Despite these limitations, this study offers several strengths. The RGR Registry is a national, patient-centric online registry eliciting women's health concerns and attitudes. In addition to awareness of BP levels and hypertension treatment, participants were also asked to rank their top health concerns, which has not previously been reported in national surveys of women with hypertension. These data highlight several important discrepancies between concerns about hypertension and awareness and treatment of hypertension among women. This analysis of national AHA registry data therefore draws attention to potential targets for quality improvement efforts in the care of women with hypertension.

CRediT authorship contribution statement

Megan M. McLaughlin: Writing – review & editing, Writing – original draft, Visualization, Methodology, Investigation, Formal analysis, Conceptualization. Alexis L. Beatty: Writing – review & editing, Supervision, Conceptualization.
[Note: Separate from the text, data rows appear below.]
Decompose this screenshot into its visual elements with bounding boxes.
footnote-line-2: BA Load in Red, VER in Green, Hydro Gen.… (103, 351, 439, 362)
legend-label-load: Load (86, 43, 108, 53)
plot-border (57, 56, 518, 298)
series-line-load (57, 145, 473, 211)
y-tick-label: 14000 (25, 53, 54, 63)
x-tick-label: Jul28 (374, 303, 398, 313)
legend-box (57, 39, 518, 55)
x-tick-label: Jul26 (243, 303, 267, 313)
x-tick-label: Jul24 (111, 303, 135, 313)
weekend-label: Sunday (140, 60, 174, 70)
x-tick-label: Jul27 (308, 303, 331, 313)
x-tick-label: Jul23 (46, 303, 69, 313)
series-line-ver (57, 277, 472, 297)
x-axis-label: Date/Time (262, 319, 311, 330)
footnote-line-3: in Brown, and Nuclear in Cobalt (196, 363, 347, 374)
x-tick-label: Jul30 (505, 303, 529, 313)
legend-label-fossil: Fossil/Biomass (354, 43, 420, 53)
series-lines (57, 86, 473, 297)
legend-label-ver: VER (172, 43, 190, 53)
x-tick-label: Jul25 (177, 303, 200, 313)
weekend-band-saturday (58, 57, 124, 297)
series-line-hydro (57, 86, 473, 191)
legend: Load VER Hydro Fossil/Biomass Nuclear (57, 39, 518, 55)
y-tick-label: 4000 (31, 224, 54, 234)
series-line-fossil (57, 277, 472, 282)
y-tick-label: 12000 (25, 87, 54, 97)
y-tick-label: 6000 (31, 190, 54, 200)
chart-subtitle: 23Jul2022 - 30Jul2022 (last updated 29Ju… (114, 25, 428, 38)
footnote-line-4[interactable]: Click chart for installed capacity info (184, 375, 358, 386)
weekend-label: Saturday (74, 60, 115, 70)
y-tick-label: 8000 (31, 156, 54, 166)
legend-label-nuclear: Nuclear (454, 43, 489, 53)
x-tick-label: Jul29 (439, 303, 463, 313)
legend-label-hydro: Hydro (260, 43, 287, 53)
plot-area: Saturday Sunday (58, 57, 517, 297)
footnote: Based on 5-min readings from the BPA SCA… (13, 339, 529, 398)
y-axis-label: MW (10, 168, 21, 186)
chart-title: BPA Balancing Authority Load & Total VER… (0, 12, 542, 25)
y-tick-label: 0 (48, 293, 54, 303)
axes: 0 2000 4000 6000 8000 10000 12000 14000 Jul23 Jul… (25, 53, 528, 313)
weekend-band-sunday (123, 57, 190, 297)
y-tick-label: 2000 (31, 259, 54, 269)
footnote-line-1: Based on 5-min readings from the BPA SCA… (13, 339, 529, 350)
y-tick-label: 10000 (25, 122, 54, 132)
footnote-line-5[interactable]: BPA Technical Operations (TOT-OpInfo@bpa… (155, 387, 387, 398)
Declaration of competing interest

The authors declare the following financial interests/personal relationships which may be considered as potential competing interests:

Megan McLaughlin reports financial support was provided by National Institutes of Health. Alexis Beatty reports financial support was provided by Patient-Centered Outcomes Research Institute. American Heart Association's (AHA's) Research Goes Red is funded, in part, by the Bugher Trust Foundation, the AHA, and in-kind donations from Verily. The AHA Precision Medicine Platform (https://precision.heart.org/) was the cloud-based research platform used for the data analysis. Dr. McLaughlin received salary support from the NIH: 5T32HL007731–30. Dr. Beatty was formerly employed by (2018–2019) and held stock in (2019–2021) Apple Inc, receives consulting fees from AHRQ-funded projects related to cardiac rehabilitation, and receives grant funding from PCORI (IHS-2021C3–24147). If there are other authors, they declare that they have no known competing financial interests or personal relationships that could have appeared to influence the work reported in this paper.